Max and Sofia. I want you to know that I love you no matter what. I have loved you since the day you were born. There are times when I may be disappointed or mad about your actions, but even at those times, I love you. I would love you if you were tall or short, had long hair or short hair, had white skin or brown skin, had brown eyes or green eyes. I would love you if you wanted to play soccer or football or no sports at all. I would love you if you wanted to dance or do gymnastics or sing or none of the above. I would love you if you loved to read or do math or crafts or science projects. It just wouldn’t matter. I would love you. No matter what. It is mom’s no-matter-what-love promise to you. I think a parent’s love is the best kind of love, because all you have to do is be born, and mom and dad will love you no matter what. It is really that simple.

I think it is at the core of being human that makes someone want to love others and be loved by others. Love is the most powerful of things and is at the core of it all. Let’s extend the love between a mom and her child to the love between other people. Every person is someone’s child. Mommy is A-ma and A-gong’s daughter. Daddy is Grandma and Grandpa’s son. And A-ma and A-gong love mommy not because my hair is black, not because I have brown eyes, not because I like to run and read and write, but they loved me even before they knew all that about me. When I had no hair, and all I did was eat, cry, and sleep. And that has never changed. Grandma and Grandpa love daddy not because his hair is blonde, not because he wears glasses, not because he likes to run and root for the Cubs in baseball, but because they have always loved him.
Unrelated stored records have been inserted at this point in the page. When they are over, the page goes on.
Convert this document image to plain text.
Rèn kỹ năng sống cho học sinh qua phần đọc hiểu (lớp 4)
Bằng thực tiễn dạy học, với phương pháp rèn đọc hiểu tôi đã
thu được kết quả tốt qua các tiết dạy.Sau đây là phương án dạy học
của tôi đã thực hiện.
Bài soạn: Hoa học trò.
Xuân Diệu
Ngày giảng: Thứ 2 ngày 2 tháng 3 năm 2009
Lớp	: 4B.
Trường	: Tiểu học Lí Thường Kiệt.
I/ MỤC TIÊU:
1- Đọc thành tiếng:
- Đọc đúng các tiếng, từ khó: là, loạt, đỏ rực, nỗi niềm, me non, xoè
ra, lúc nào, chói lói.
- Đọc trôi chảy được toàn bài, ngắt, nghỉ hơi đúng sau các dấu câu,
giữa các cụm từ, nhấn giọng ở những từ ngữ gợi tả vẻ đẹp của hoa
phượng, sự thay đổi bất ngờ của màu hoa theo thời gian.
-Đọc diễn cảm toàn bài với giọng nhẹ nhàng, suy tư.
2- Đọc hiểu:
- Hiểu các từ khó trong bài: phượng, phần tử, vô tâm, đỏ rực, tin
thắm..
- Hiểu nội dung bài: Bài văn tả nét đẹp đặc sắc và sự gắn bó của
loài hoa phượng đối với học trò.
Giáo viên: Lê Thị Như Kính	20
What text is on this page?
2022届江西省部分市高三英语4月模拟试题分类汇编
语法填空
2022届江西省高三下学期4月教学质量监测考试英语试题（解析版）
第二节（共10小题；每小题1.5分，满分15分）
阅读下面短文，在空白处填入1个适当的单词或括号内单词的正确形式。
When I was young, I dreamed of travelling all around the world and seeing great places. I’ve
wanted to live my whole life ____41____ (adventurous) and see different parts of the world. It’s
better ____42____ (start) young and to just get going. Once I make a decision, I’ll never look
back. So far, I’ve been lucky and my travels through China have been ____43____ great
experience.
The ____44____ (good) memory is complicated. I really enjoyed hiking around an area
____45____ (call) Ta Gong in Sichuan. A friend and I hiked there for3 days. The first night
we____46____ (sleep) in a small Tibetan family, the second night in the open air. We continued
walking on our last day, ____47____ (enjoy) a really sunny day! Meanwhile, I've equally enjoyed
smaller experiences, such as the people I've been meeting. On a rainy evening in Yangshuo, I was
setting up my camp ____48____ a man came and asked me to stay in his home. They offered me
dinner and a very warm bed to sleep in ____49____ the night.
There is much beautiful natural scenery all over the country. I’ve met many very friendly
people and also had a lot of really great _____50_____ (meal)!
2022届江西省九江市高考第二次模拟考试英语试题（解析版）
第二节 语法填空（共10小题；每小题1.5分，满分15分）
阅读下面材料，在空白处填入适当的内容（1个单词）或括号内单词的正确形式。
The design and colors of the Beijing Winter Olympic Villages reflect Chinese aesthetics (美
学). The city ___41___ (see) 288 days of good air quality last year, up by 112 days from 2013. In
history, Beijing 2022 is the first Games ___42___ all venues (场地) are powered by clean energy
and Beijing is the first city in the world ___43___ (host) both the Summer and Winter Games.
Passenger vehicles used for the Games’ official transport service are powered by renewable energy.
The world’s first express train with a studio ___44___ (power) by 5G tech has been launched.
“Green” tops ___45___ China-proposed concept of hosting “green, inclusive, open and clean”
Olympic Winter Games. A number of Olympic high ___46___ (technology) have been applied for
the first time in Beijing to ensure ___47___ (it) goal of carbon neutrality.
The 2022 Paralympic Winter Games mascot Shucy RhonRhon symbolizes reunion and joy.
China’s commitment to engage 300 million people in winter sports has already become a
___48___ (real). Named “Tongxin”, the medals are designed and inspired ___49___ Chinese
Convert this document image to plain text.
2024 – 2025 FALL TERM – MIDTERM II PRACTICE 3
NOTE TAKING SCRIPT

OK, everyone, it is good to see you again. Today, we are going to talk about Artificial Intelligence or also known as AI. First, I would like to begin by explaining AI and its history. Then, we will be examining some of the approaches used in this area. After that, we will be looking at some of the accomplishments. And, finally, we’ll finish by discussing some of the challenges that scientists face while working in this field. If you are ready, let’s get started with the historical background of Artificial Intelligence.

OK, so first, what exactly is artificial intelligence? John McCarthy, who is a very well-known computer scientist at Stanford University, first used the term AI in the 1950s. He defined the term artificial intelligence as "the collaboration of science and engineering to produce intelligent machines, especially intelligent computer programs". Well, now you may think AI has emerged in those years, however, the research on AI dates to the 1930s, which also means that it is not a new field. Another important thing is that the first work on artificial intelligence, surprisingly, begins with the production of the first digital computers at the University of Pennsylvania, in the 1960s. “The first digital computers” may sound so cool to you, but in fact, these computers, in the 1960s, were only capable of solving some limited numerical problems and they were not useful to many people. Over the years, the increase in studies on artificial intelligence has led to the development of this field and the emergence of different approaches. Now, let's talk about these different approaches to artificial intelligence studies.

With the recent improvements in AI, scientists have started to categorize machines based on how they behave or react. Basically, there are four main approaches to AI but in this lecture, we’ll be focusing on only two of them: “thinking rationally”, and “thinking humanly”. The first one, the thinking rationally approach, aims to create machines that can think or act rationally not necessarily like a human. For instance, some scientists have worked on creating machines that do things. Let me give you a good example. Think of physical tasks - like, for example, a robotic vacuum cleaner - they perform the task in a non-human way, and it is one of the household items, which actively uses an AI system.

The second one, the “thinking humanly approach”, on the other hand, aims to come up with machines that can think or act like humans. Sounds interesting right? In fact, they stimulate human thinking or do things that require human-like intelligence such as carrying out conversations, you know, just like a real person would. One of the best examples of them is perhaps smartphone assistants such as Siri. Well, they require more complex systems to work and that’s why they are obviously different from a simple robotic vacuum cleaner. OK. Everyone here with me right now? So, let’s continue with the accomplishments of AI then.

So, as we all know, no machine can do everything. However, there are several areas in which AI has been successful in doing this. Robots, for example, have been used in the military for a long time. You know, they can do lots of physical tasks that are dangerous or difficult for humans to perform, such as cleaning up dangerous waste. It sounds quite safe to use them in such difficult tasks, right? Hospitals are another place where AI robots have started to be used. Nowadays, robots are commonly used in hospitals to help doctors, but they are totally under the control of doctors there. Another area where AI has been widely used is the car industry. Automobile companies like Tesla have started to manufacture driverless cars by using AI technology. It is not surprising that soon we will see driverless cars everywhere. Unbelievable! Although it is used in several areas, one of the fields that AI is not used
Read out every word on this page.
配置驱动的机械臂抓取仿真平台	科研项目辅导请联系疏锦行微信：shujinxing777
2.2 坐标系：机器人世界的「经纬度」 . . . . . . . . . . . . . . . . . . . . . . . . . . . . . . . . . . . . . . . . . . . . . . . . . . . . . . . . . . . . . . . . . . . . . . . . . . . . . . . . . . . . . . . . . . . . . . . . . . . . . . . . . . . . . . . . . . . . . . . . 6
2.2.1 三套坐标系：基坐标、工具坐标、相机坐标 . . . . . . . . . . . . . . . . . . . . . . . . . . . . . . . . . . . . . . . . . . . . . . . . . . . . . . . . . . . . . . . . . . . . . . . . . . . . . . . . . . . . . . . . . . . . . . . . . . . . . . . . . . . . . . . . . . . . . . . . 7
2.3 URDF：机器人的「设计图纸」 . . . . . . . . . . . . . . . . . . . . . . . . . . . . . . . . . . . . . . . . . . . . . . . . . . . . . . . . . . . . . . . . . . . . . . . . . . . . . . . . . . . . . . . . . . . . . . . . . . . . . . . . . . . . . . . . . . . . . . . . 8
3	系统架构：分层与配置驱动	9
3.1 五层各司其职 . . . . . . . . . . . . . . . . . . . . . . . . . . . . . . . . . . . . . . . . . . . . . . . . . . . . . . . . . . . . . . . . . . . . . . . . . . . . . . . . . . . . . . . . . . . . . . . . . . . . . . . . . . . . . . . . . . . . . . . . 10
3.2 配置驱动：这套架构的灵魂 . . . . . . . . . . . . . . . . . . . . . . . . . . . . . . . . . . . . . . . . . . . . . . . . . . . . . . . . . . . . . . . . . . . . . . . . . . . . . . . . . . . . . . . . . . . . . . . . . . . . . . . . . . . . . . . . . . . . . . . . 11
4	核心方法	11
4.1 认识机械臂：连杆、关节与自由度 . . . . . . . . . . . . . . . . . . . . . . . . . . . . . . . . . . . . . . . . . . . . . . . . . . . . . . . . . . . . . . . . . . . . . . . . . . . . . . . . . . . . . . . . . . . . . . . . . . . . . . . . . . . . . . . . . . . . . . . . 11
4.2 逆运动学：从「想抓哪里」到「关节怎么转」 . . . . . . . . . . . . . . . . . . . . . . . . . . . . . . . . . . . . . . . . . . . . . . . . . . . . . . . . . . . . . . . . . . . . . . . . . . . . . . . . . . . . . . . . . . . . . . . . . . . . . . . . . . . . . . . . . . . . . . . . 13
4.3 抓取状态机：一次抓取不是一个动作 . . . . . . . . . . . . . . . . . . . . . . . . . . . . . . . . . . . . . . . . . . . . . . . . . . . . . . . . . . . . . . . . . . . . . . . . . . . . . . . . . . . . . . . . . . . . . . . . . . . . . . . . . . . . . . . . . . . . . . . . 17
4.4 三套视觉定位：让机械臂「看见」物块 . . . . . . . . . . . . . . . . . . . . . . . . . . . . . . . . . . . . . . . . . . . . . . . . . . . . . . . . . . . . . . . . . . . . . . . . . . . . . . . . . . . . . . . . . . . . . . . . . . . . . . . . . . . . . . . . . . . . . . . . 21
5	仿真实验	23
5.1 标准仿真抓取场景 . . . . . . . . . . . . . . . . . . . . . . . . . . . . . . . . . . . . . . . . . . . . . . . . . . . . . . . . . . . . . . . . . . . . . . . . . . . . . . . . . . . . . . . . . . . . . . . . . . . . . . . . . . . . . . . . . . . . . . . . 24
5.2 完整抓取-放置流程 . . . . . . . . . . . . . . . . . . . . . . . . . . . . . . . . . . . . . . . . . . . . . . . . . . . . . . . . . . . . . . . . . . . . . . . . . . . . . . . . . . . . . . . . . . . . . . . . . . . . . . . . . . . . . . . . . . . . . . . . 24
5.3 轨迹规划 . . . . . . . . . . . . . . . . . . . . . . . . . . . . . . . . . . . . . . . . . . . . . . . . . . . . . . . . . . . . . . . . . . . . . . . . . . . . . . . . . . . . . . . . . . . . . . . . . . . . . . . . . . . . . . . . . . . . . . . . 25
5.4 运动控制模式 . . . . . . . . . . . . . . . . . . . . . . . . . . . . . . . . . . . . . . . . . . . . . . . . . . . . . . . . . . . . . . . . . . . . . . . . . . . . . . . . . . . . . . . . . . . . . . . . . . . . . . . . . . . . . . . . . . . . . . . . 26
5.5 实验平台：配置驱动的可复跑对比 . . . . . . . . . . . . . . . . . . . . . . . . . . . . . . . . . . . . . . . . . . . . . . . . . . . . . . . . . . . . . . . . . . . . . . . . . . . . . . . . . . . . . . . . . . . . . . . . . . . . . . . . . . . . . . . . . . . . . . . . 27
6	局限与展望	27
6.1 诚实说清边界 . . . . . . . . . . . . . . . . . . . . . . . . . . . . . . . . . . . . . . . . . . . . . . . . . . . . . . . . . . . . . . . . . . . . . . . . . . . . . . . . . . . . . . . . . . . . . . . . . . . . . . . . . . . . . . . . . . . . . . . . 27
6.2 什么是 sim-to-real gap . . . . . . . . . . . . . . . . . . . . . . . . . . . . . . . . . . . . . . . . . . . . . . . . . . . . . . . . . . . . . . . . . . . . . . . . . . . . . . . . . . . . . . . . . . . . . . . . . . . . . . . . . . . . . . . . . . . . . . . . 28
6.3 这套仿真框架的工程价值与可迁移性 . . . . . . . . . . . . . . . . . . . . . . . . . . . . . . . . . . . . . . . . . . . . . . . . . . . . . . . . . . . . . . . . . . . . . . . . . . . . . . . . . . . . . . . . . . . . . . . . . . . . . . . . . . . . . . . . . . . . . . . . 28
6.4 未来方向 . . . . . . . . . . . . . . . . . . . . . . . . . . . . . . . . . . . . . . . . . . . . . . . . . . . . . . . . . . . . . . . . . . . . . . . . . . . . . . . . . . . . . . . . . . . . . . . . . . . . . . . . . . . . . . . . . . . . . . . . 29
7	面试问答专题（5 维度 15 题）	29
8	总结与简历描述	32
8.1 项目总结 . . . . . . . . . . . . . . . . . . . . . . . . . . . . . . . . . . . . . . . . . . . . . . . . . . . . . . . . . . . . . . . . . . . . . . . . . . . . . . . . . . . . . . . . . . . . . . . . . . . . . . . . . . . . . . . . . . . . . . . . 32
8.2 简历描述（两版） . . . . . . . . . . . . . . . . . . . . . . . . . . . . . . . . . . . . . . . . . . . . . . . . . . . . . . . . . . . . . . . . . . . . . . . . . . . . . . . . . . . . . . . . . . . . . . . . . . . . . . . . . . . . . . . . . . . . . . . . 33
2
The best kind of love is this love. The no-matter-what love. Why is mommy telling you so much about this? Because, this is what I want you to look for in every single person you meet at school. I want you to see that every friend in your class is worthy of being loved by someone no-matter-what, just like you. It may be their mom and dad. Or maybe they don’t have a mom, or don’t have a dad. Then maybe their no-matter-what-love comes from their grandma or grandpa. Or maybe from their aunt or uncle. Or their brother or sister. Or maybe they have two moms or two dads and that’s where their no-matter-what-love comes from. Or maybe they have a mom and no dad or a dad and no mom. Every story of your friends’ families will be different. I want you to notice all these differences. And I want you to know that no matter if their skin color is white or brown, hair is black or blonde, eyes are brown or green, no matter if they are tall or short, like math or recess, science or music, they are just like you where it matters. You can be mad or disappointed or happy about their actions, but they are people that deserve no-matter-what love.

Sometimes, you might see other kids that don’t see this about others in your class, or maybe they don’t see this about you. They may bully others or make fun of others because of what they eat, because of what they wear, because of their skin color, because they believe in God or they don’t believe in God. It happens to kids and to grown-ups too! I think that is because they forget that we are all the same in the middle. That we all deserve to have someone love us no-matter-what.

It makes me panic that I cannot be at school with you every day, telling everyone that I love you, and that everything that makes you different is what I love about you, but this is a part of growing up, and this is what everyone else in your class is going through. You are going to learn about everyone’s differences, and I want you to notice them, I want you to think about how they are different from you and how they are like you and know that everyone is worthy of love. If you get nothing else from this year of school, focus on this. Focus on opening your eyes to all the differences and know that everyone is worthy of no-matter-what love.